Daniel also reflected on how American Born Chinese showcases Chinese culture and heritage in a beautiful way. “I think it does it in a way that’s not so in your face either,” he said. “It’s not screaming any of this stuff. It tells you the story and goes through this incredible journey, and it just happens to be Chinese American. You can also look at it as just a coming-of-age story, and it has action, kung fu, and all this stuff, too. A lot of people of my generation especially feel like this show specifically speaks to them and their upbringing. Everything about it from the Monkey King element because growing up that was always part of our upbringing and our heritage, but then that same feeling of being an outsider in school, trying to fit in, how much of my culture do I share with people? How much do I assimilate with mainstream American culture? How much do I embrace my own culture? Those were harder things to deal with growing up in the ’80s and ’90s than it is now I would say. I feel like it speaks to multiple generations on multiple levels, and then to all kinds of people whether you’re Asian American or not because I think all that awkward high school stuff in it is very kind of John Hughes in some ways.”

Daniel Wu
Daniel Wu plays Monkey King in the Disney+ series. (Photographer: Elissa Anderson)

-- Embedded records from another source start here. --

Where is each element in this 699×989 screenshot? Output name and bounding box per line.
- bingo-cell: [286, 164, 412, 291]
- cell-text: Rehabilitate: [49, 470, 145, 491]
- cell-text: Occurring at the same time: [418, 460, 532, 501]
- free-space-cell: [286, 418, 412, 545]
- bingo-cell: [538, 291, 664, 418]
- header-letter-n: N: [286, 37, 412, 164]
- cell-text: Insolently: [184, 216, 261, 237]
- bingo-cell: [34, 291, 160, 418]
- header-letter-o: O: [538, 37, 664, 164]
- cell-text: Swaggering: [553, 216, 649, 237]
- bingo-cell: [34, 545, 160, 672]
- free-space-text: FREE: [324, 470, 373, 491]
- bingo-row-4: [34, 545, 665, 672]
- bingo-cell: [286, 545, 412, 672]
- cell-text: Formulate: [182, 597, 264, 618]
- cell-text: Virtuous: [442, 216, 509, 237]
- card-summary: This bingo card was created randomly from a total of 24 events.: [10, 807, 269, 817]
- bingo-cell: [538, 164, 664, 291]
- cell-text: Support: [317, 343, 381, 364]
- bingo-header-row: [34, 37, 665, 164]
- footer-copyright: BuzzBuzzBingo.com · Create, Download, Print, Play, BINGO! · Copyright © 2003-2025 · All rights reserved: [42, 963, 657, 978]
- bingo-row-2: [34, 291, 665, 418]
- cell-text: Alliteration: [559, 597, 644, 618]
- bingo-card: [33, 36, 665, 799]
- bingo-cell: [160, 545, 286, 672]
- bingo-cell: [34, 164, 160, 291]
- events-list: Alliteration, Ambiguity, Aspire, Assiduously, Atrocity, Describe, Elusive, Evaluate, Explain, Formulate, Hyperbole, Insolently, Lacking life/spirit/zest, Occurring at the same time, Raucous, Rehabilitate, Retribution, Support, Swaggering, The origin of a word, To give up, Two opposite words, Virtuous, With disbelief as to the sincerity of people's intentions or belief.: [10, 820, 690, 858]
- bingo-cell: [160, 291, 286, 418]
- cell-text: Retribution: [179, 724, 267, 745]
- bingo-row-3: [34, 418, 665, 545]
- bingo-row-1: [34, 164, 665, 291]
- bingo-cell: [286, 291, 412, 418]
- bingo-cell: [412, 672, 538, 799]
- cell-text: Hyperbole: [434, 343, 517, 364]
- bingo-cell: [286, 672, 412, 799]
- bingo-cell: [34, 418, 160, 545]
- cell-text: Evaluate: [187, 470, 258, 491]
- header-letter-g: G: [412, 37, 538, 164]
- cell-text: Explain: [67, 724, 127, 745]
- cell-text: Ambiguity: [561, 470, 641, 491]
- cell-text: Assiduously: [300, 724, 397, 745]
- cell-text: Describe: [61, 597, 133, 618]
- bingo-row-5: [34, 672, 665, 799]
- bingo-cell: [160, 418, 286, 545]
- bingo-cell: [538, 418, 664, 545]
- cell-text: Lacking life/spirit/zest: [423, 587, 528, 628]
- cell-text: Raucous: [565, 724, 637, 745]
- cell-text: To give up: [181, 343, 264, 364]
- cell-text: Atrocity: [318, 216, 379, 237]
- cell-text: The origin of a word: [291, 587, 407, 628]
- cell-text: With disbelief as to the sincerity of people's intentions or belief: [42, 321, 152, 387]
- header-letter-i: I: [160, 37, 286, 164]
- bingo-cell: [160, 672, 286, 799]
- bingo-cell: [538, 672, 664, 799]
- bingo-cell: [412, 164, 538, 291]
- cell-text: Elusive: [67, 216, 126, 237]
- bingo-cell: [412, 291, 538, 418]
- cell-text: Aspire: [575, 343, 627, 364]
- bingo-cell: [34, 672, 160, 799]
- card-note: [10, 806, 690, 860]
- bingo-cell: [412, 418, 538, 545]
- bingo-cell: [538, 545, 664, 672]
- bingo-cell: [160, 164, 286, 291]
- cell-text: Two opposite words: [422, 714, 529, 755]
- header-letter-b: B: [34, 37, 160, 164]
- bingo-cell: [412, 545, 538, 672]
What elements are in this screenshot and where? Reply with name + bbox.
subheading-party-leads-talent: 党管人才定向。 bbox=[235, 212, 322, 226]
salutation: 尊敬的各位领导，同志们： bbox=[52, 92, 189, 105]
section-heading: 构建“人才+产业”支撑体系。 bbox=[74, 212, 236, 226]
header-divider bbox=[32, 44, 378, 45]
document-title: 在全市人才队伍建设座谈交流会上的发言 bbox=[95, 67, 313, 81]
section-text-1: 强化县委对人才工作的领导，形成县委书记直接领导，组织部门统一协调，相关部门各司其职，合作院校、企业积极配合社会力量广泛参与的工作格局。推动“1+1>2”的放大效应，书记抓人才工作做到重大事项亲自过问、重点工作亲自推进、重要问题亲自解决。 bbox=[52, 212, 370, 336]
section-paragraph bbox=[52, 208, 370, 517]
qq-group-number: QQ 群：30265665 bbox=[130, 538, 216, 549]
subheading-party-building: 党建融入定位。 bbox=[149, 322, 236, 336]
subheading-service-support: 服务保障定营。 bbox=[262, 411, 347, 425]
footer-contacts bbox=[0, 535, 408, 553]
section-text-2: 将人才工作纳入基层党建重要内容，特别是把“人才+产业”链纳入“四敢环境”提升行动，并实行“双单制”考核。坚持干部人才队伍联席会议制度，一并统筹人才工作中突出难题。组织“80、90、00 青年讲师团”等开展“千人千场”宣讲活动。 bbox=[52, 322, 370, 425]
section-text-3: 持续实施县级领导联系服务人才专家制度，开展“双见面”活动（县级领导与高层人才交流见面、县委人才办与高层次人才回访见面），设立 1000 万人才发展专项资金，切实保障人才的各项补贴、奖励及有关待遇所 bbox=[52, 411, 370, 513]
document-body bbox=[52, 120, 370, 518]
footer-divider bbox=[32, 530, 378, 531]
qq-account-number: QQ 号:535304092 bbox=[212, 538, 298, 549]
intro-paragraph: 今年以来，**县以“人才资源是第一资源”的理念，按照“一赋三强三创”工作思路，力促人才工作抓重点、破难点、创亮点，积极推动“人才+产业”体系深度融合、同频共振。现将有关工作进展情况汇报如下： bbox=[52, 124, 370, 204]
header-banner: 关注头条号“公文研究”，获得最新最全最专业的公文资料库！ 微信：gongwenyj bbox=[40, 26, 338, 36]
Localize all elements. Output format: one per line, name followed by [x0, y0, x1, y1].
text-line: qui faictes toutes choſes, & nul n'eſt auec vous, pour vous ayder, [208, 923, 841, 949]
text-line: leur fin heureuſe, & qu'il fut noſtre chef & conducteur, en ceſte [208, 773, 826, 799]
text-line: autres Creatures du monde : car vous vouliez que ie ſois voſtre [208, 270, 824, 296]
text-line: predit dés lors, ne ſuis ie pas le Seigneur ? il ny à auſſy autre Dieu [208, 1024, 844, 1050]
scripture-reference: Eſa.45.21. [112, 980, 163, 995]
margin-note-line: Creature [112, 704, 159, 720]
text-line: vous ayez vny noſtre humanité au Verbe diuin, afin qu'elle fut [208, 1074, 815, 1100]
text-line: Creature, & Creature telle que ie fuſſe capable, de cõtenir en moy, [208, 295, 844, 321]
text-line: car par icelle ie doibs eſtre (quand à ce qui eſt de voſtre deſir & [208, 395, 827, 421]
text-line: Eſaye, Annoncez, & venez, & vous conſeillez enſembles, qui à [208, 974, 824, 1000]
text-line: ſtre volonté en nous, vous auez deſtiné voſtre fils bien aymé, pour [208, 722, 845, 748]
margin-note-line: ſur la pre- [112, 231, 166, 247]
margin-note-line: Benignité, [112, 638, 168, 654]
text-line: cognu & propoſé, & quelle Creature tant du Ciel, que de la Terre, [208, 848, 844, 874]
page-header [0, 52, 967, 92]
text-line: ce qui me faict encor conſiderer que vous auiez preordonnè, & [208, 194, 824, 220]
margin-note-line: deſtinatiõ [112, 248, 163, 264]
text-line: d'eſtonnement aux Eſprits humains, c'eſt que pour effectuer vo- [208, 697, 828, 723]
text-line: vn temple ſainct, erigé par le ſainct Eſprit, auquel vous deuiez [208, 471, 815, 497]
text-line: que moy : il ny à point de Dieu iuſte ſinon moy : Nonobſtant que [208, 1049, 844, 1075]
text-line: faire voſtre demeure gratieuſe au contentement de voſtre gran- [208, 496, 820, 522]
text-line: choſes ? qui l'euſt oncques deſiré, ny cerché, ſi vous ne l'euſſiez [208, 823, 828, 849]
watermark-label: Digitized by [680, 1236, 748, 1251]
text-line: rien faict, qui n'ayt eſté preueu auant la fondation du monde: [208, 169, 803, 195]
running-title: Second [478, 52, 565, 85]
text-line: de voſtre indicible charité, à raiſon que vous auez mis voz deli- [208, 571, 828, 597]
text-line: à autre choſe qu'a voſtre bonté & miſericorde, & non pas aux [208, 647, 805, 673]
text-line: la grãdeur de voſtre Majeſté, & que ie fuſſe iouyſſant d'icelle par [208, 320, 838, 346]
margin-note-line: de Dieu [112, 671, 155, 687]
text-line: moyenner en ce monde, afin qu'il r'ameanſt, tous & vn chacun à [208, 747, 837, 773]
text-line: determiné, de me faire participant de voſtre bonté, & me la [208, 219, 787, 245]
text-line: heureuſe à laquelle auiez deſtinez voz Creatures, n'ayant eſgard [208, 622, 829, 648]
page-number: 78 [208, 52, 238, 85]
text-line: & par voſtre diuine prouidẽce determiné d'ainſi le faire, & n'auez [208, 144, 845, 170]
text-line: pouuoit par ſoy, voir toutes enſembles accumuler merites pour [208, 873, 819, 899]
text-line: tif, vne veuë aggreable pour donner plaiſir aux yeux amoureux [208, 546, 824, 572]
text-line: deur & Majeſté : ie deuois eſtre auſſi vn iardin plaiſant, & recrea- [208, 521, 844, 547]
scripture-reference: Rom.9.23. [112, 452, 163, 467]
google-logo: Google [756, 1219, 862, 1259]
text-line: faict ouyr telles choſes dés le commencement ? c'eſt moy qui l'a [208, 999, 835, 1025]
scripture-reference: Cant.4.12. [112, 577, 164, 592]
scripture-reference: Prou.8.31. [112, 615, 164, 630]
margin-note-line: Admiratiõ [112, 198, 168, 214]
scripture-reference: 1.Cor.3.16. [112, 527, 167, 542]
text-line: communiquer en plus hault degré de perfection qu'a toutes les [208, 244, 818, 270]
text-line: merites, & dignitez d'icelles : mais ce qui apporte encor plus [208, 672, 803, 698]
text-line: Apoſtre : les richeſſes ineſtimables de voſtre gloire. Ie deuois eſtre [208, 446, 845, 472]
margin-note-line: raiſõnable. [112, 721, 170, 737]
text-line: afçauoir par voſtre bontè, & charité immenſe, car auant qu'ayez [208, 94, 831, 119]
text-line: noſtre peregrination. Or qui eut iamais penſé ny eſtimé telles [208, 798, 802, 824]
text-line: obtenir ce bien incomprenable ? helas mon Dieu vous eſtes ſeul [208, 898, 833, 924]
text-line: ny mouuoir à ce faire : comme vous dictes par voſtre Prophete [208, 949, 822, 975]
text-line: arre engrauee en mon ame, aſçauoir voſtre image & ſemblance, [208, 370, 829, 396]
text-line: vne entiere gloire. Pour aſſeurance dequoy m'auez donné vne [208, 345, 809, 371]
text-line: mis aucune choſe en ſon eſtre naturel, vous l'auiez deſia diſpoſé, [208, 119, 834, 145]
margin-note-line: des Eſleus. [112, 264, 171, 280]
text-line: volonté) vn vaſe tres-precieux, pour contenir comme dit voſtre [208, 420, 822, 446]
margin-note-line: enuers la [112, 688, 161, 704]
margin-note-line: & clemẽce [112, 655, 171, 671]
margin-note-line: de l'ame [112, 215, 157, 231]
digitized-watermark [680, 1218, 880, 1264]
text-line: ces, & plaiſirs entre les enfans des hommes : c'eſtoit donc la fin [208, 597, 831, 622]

The ending of American Born Chinese’s first season sets the stage for an exciting second season, especially with the introduction of Princess Iron Fan. Daniel opened up about the show’s future.

“It’s perfect. I love it because I want a second season for sure,” Daniel told HollywoodLife. “I think it’s great to set up the next chapter and what that journey is going to be for all the characters involved. I’m excited. I have no idea what’s in store at all. Nobody’s told me anything yet. And then obviously with this writers’ strike, we’re on pause for a minute, but I’m really eager to jump back into this because it was a really beautiful project to work on with an amazing cast and crew. The fact that it’s getting the warm reception is like an extra incentive to want to do a second season.”